While the guy at the next table nursed his beer, we both had what the menu called a “Breakfast Bloomer,” which was bacon, sausage, and scrambled eggs between two slices of bread. And yes, it was exactly as good as you think it was.
Thus fortified, we trekked back down Whitehall to the Cabinet War Rooms. This was a really great attraction. It had all of the “whoa, it was really just like this!” that was missing for me from the Tower of London. All of the rooms were either exactly how they’d been left or had been carefully reconstructed from photographs. It was decidedly eerie to see the rooms where Britain’s battles of World War II were ordered and coordinated — back when they didn’t yet know they were going to win. (At one point I said to Rachel, “I think I finally understand why people become WWII buffs.”) Especially interesting to me was the central map room, since I’m pretty much a big ol’ geek for maps. In the 1940s they didn’t have any better technology than enormous paper maps, push pins, and thread. The hand-written captions next to each map included things like: “Red wool: German advance, light blue wool: front line (confirmed).” It was really quite something. We bought some postcards.

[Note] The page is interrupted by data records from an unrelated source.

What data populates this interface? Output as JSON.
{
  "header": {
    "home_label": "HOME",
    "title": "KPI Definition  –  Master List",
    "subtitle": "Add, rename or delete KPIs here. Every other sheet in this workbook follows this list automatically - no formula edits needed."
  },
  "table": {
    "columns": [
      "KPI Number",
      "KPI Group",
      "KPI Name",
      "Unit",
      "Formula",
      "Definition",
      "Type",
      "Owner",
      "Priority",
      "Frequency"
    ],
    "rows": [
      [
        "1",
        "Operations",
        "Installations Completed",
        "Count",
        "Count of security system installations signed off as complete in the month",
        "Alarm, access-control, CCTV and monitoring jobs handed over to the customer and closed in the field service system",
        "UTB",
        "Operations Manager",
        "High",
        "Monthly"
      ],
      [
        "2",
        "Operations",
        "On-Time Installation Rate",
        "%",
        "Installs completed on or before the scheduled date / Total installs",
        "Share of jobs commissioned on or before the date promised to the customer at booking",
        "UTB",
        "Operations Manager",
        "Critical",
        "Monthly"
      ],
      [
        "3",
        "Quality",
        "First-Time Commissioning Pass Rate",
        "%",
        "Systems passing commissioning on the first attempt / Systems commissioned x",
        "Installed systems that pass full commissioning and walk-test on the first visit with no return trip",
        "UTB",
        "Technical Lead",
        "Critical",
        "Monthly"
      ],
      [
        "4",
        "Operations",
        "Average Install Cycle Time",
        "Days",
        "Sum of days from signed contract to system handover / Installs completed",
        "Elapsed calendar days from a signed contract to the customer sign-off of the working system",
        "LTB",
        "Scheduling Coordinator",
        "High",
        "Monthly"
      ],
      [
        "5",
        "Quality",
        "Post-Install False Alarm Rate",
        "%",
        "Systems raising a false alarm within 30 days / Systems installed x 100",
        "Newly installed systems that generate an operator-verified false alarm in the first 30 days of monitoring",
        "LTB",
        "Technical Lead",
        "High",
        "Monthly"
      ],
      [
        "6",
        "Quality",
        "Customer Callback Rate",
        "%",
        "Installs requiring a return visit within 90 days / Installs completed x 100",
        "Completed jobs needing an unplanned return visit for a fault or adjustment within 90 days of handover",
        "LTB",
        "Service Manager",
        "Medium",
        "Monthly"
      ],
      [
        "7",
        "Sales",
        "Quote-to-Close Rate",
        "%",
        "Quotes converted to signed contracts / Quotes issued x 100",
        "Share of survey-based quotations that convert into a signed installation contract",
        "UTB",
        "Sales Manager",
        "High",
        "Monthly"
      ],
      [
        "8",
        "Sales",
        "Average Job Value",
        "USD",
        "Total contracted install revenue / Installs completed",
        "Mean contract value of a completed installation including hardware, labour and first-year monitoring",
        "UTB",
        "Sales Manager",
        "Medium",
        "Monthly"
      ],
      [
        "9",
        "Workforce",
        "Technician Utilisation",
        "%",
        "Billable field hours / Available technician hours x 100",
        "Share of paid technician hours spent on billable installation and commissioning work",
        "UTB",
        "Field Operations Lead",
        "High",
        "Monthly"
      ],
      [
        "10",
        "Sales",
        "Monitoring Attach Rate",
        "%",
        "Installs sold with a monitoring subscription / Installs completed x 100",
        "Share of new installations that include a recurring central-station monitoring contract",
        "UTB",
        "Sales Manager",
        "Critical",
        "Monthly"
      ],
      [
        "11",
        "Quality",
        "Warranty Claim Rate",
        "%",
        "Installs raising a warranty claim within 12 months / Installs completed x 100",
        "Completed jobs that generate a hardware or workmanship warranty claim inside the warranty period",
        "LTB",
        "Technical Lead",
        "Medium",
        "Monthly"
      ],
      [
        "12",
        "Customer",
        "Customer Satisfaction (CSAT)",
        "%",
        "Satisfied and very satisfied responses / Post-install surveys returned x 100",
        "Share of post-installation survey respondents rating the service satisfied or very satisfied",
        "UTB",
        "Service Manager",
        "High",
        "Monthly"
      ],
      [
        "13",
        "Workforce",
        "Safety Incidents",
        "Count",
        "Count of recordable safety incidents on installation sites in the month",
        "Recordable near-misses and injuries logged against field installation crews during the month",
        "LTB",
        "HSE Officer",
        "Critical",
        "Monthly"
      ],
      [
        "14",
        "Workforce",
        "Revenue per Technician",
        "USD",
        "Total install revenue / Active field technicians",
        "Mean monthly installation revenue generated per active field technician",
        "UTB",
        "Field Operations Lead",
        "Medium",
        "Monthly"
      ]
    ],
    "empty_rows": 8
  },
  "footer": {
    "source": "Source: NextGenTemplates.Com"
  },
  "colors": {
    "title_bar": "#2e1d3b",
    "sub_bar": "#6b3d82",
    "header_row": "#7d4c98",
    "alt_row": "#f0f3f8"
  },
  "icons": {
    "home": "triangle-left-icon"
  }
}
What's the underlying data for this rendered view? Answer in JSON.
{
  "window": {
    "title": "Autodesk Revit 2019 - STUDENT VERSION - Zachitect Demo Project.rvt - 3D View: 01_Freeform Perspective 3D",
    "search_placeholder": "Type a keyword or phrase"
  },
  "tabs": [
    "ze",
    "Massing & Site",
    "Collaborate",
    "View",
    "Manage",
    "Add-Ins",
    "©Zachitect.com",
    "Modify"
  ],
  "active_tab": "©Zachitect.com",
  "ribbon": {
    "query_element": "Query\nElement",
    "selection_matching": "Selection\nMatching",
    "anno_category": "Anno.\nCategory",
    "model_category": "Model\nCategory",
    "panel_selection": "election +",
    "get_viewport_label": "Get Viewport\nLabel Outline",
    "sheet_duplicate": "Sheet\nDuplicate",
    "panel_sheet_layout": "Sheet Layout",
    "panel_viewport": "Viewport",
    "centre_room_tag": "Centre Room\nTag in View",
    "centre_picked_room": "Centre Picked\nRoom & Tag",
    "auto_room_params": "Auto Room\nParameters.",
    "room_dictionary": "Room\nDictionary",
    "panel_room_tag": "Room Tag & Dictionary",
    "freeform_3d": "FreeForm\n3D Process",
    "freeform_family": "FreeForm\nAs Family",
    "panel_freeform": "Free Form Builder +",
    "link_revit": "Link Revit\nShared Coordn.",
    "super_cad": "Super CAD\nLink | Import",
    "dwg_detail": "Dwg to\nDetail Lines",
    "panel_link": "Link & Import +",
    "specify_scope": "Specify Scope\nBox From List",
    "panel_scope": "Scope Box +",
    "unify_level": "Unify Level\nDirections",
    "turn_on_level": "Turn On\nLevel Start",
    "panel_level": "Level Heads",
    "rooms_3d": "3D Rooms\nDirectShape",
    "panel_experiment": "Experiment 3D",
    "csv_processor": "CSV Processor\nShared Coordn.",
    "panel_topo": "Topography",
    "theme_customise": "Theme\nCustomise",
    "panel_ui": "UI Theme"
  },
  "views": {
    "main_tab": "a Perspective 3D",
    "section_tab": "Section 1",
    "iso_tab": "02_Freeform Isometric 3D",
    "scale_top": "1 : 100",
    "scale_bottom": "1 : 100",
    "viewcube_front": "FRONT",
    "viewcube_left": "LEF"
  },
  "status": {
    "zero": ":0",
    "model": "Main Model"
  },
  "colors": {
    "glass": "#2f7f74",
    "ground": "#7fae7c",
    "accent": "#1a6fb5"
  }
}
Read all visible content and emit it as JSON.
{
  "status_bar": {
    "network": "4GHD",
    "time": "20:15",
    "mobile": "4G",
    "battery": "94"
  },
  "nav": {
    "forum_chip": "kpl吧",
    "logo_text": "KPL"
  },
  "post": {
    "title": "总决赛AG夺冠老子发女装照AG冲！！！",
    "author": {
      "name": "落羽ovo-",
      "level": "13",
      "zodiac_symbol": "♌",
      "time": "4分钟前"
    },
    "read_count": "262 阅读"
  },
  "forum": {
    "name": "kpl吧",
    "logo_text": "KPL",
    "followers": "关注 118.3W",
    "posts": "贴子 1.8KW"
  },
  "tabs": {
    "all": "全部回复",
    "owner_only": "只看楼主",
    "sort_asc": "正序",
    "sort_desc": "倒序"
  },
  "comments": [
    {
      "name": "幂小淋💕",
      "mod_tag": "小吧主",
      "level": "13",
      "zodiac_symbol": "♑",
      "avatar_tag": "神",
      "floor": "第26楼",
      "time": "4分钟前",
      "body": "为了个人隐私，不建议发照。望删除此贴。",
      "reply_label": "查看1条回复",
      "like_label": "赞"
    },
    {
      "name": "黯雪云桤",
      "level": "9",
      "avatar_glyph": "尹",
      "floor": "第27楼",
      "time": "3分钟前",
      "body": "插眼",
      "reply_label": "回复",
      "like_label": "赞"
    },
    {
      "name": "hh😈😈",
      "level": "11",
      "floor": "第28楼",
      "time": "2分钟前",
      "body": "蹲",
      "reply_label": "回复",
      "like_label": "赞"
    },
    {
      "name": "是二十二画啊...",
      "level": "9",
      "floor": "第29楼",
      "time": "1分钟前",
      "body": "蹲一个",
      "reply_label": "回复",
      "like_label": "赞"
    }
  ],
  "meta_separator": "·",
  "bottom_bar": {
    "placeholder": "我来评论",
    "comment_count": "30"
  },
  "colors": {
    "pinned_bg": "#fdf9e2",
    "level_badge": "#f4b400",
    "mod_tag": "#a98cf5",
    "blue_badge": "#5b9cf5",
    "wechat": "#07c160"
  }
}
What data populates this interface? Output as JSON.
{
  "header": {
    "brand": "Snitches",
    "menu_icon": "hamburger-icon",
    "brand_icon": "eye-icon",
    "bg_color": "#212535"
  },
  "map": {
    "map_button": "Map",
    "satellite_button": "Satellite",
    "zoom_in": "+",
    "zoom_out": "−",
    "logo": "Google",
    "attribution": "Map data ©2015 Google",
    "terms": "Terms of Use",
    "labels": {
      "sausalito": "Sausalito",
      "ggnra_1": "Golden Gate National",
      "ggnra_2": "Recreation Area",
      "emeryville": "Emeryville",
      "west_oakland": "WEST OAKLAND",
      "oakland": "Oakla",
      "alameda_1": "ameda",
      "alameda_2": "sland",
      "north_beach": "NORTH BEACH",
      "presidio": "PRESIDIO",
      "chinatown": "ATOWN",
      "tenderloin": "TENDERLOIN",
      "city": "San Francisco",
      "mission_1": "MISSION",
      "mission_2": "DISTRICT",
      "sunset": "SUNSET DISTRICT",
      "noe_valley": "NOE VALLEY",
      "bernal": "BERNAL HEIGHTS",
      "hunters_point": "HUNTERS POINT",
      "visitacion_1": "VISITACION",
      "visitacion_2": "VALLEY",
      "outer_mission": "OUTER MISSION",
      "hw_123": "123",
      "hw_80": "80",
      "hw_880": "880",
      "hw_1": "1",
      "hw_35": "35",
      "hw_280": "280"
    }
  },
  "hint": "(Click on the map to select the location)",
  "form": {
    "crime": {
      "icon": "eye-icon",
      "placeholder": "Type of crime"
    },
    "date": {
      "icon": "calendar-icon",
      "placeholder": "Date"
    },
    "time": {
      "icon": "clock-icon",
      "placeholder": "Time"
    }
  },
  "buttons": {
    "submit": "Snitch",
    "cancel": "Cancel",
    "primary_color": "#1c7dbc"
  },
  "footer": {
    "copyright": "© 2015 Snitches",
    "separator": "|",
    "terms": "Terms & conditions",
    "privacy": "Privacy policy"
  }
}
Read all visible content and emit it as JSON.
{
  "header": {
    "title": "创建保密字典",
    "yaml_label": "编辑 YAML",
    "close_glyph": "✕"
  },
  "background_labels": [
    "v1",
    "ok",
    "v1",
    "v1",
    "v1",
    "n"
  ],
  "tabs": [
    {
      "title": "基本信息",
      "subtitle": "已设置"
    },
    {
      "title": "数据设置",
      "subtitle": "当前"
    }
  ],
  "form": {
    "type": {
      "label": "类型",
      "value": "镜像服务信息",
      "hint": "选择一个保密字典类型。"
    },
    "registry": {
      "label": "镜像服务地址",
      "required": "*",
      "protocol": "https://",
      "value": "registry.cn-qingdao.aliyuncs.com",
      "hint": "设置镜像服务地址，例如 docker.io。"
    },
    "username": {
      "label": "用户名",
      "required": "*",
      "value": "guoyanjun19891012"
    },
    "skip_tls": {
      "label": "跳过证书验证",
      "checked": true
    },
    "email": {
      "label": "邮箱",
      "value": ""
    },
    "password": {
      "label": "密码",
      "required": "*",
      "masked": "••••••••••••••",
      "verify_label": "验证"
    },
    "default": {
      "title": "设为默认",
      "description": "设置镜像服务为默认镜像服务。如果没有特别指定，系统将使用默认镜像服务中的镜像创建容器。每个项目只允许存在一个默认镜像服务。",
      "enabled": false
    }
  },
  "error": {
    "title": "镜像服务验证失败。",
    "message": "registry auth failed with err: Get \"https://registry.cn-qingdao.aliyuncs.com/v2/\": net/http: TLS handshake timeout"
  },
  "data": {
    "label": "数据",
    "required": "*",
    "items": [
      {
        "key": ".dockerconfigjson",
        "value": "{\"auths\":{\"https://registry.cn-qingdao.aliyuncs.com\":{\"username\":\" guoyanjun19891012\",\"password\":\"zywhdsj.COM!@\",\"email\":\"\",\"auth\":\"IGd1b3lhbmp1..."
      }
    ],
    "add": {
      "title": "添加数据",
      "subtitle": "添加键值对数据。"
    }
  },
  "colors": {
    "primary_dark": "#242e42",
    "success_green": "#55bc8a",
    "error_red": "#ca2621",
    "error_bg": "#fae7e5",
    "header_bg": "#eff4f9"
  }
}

Right in the middle of the Cabinet War Rooms tour is the Churchill Museum. Churchill is a truly fascinating figure, and this museum presents him in all of his greatness without casting him as a saint. There was so much to see, in fact, that I think we could have spent an entire day there and not taken it all in. In truth, however, we ran out of steam after about an hour. Especially because, perhaps, Churchill’s life before and after the Second World War doesn’t hold as much interest for us as Americans.
When we finally emerged from the museum it was later than we’d planned, and I was hungrier than we’d planned, so we decided to skip the lounging in St. James’s Park and (with a quick detour for pictures in front of Big Ben) head over to the Orangery in Kensington Gardens for tea.
Unfortunately, we arrived about 30 minutes too early for tea, so we sat on a lovely bench nearby and waited. The waiting, combined with a simultaneous low blood sugar incident for the two of us, led to a bit of a grumpiness flare-up. Happily, when the tea finally arrived, some scones and clotted cream cleared everything right up. I even had myself a Pimm’s, which is a nearly compulsory English summer time drink. It was pretty tasty.
After tea we sat back on our bench and read in the sunlight for about an hour, then headed back to Gordon and Karen’s. We had told them that we wanted to make them dinner to thank them for lodging us for four nights, but when we got back they were already in the midst of cooking a delicious batch of chicken tikka curry. Over our strident protestations from the next room, they refused to let us even help!
After dinner we wandered around the town looking for someplace to eat dessert. We ended up in Exmouth Market, at a little restaurant called The Ambassador. We ate dessert, drank port, and then walked home. All in all, a beautiful night and a fitting farewell to London.








We also loved the Cabinet War rooms!